The journey has not been without bumps in the road. Upon joining the pro ranks in late 2018, her resilience was tested by an unplanned diversion – to the LPGA’s second tier after an unfulfilled trip to Q School. What might have been an irritant to some, though, became an opportunity to grow and the learning curve was real: in her first brush with a pre-final round lead she wobbled, but she heeded the lesson and a week later claimed the first of two victories that season.

After her rookie LPGA campaign was disrupted by Covid, Maguire landed 14 top-30 finishes, two of them seconds. But more telling was that when every round played at the top level in 2021 was adjusted for field strength and average, one player alone had more than one lap ranked in the top 20. It was not Nelly Korda, not Jin Young Ko, nor was it Lydia Ko. It was Maguire and she had not two but three efforts in there. In other words, there was (high) quality, as well as (high) quantity, on display.

Solheim Cup

The timing of her Solheim Cup debut, which saw her top score for the triumphant Europeans late last year, was probably ideal. The change in format, and a return to the team golf she had so enjoyed in the amateur game, let her off the leash.

Her partner Mel Reid’s grin was more like a lottery winner than a new team-mate when she said: “This girl, honestly, she’s some player.” US captain Pat Hurst added: “She’s one we’re going to fear for years to come.”

Maguire herself has no doubt that the Solheim experience contributed to the first LPGA win. “It built a lot of confidence and instilled within me the knowledge that I can compete and thrive on the global stage. I knew that my game was good enough to win.”

Since the win there have been a few more bumps in that road, but the slow burn that permitted patience has also fostered a philosophical attitude. “Golf is a game that you will never perfect but striving for perfection is what motivates us,” she said. “That goal of getting 1% better every day.”

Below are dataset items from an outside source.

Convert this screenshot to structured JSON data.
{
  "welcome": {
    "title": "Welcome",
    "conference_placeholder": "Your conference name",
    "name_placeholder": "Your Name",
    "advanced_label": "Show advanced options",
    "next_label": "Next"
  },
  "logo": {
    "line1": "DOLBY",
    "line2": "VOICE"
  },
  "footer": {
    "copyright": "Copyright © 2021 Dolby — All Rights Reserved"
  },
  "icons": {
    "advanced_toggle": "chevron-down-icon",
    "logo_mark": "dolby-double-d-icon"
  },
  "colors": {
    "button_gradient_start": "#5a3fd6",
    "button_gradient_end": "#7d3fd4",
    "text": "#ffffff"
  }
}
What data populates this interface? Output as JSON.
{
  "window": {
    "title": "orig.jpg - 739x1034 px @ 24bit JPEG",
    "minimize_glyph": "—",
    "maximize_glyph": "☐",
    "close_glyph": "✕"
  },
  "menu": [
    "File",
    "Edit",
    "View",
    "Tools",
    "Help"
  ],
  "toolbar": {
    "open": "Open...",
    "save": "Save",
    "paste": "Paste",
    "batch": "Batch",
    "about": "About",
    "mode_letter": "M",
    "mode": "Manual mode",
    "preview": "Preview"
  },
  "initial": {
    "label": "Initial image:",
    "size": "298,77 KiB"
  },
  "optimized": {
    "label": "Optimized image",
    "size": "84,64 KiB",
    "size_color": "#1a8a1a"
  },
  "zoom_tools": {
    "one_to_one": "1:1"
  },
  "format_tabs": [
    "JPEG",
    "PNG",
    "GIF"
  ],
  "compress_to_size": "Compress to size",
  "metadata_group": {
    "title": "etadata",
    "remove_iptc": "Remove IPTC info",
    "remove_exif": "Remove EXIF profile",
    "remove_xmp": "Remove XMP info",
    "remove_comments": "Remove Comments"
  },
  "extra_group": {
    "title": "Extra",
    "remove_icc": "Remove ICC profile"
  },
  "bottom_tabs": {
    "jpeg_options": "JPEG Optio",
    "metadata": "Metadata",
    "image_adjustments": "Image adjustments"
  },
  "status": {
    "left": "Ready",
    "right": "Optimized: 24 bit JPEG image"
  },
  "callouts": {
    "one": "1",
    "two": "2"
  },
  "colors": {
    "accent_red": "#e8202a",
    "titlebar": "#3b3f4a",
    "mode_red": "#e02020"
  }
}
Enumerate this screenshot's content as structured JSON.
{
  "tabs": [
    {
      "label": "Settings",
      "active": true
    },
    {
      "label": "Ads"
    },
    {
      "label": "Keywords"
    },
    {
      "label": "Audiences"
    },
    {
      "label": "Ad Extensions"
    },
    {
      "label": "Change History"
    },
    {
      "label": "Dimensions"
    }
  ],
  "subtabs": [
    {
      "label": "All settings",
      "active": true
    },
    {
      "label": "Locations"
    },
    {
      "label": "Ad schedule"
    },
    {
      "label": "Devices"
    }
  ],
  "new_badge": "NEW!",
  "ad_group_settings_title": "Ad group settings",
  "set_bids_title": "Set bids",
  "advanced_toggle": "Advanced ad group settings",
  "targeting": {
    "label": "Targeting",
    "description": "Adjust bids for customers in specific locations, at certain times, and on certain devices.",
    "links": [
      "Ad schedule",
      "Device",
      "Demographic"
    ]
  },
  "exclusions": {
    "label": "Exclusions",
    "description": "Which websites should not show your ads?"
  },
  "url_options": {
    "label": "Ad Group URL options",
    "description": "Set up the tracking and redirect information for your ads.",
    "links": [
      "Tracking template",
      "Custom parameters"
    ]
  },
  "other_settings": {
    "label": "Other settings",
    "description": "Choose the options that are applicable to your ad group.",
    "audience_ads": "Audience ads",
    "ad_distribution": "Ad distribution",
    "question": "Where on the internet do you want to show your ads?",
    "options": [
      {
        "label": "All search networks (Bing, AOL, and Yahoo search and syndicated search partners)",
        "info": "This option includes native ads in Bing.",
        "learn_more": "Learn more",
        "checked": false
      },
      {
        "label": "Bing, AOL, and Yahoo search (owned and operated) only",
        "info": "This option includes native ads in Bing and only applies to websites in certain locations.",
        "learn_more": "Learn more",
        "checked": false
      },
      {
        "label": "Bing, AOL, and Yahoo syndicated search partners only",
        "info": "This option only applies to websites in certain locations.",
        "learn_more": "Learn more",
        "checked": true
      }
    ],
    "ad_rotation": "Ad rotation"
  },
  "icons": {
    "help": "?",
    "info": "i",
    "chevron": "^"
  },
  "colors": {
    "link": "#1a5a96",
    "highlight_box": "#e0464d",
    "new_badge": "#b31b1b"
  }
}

The next step? “We’re not done,” she told Today FM, agreeing that major championship triumph is next in the cross hairs. It’s a big ask and she appreciates that Ireland awaits. Appreciates, too, that she is part of a golden generation of her nation’s sportswomen, including boxer Katie Taylor and jockey Rachael Blackmore, but she said: “I’ve dealt with expectations for quite a while.”

It’s also a fact that, in addition to carding those three elite rounds last year, she has recorded career-best finishes in four of the five majors in the last 12 months, including tied eighth in this month’s US Women’s Open. It’s what you’d expect of the 27-year-old: a higher level, the same faith in a solid base.

It is somewhat typical of golf’s serendipitous nature that Lexi Thompson finished second behind Maguire in her first win at the highest level because the two have been oddly linked since they were born a mere three months apart either side of New Year 1995.

Both made their debuts in professional events aged 12, both were record breakers throughout their teens, they even played together, aged 16, alongside Stacy Lewis in the 2011 Irish Open.

Their paths to the top of the game have been very different since then, with Thompson winning on the LPGA before she left school, but it would be neat if they were to both become major champions, a celebration of the fact that in golf both the hare and the tortoise can thrive.